Who will save you now ?

-Percy-

Percy leva les yeux vers le miroir. Il posa une main sur son visage, sur sa barbe de trois jours. Il remonta celle ci à ses cheveux, d'un roux vifs. Puis il la laissa retomber près de lui. Il inspira profondément, expira. Doucement, il rouvrit les yeux. Son regard vidé lui renvoyait une image pitoyable de lui même. Il se supportait plus. Il n'en pouvait plus de chaque jour, croisé son propre reflet dans le miroir.

Surtout depuis la mort de Fred.

Il n'avait jamais été très proche de ses frères, ni de sa jeune soeur. Peut être parce qu'il était née trop tard pour être amis avec Bill ou Charlie, qui avait toujours fait preuve d'une grande complicité. Trop tôt pour être proche de Fred et Georges, qui lui avait vite montré qu'ils se suffisaient à eux même. Et il était déjà trop grand pour partagé les joies de l'enfance avec Ron. Avec Ginny, il était vite devenu jaloux de toute l'attention que la famille lui portait.

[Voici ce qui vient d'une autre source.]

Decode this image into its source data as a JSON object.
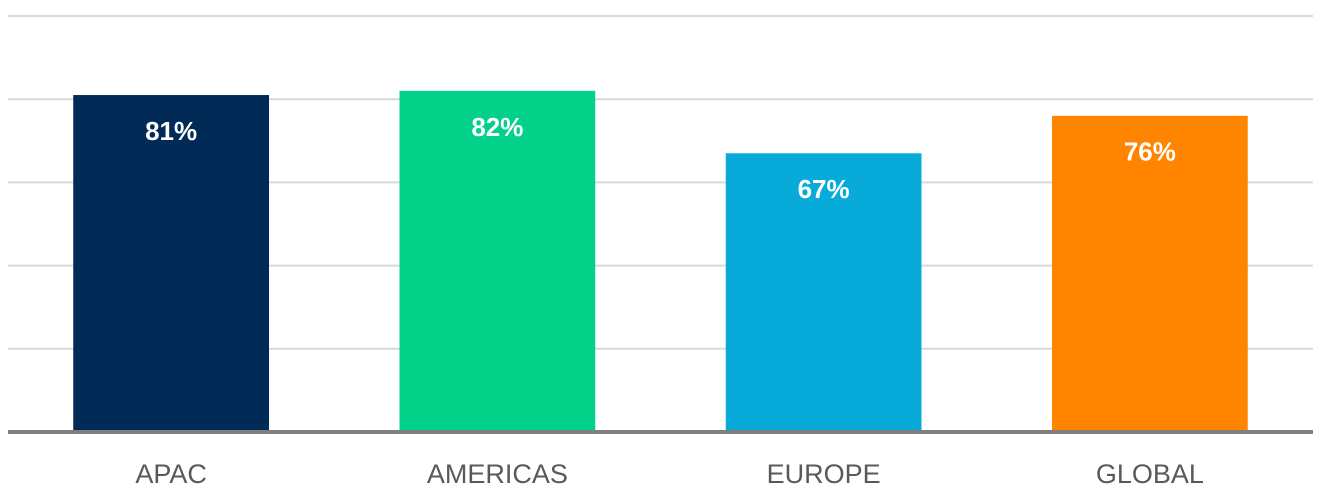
{
  "chart_data": {
    "type": "bar",
    "categories": [
      "APAC",
      "AMERICAS",
      "EUROPE",
      "GLOBAL"
    ],
    "values": [
      81,
      82,
      67,
      76
    ],
    "value_labels": [
      "81%",
      "82%",
      "67%",
      "76%"
    ],
    "colors": [
      "#012a56",
      "#02d18a",
      "#07aad8",
      "#ff8400"
    ],
    "ylim": [
      0,
      100
    ],
    "yticks": [
      0,
      20,
      40,
      60,
      80,
      100
    ],
    "grid": true
  }
}
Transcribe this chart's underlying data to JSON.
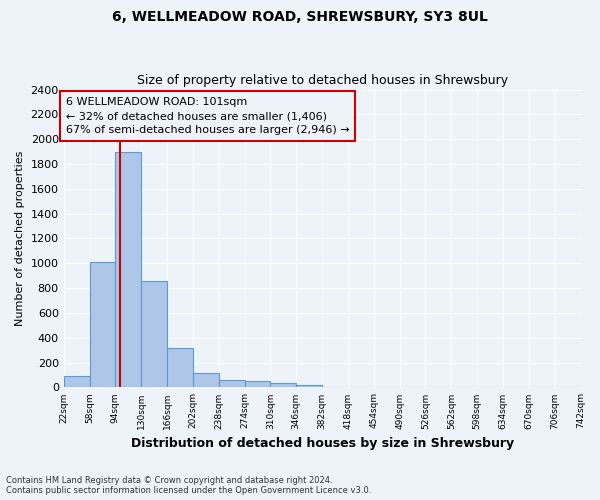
{
  "title1": "6, WELLMEADOW ROAD, SHREWSBURY, SY3 8UL",
  "title2": "Size of property relative to detached houses in Shrewsbury",
  "xlabel": "Distribution of detached houses by size in Shrewsbury",
  "ylabel": "Number of detached properties",
  "footer_line1": "Contains HM Land Registry data © Crown copyright and database right 2024.",
  "footer_line2": "Contains public sector information licensed under the Open Government Licence v3.0.",
  "bar_edges": [
    22,
    58,
    94,
    130,
    166,
    202,
    238,
    274,
    310,
    346,
    382,
    418,
    454,
    490,
    526,
    562,
    598,
    634,
    670,
    706,
    742
  ],
  "bar_heights": [
    90,
    1010,
    1900,
    860,
    315,
    120,
    58,
    50,
    32,
    20,
    0,
    0,
    0,
    0,
    0,
    0,
    0,
    0,
    0,
    0
  ],
  "bar_color": "#aec6e8",
  "bar_edge_color": "#5b9bd5",
  "property_size": 101,
  "property_line_color": "#cc0000",
  "annotation_line1": "6 WELLMEADOW ROAD: 101sqm",
  "annotation_line2": "← 32% of detached houses are smaller (1,406)",
  "annotation_line3": "67% of semi-detached houses are larger (2,946) →",
  "ylim": [
    0,
    2400
  ],
  "yticks": [
    0,
    200,
    400,
    600,
    800,
    1000,
    1200,
    1400,
    1600,
    1800,
    2000,
    2200,
    2400
  ],
  "bg_color": "#eef2f9",
  "grid_color": "#ffffff",
  "title1_fontsize": 10,
  "title2_fontsize": 9,
  "annotation_fontsize": 8
}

Il avait grandit de façon assez solitaire, malgré sa famille nombreuse. Il s'était réfugié dans ses études dès son entrée à Poudlard, s'assurant d'avoir toujours le meilleures notes. Bien que placé à Gryfondor, il n'avait compris en quoi cette maison lui ressemblait. Il ne s'était jamais sentie courageux, ni brave. Il n'était pas un fonceur.

Il ne savait pas qui il était. Il savait qu'il avait été un vrai con avec sa famille, et depuis, il se demandait s'il méritait même d'en faire partit. Pouvait il dire qu'il était un Weasley, alors qu'il avait passer sa vie à tenter de se différencier ? Pour lui, bien que son souhait soit désormais de faire partie de cette famille, il avait cette sensation d'être qu'un étranger, un parasite. Il avait cette effroyable sensation ne plus appartenir à aucun monde, de n'être le bienvenu nul part.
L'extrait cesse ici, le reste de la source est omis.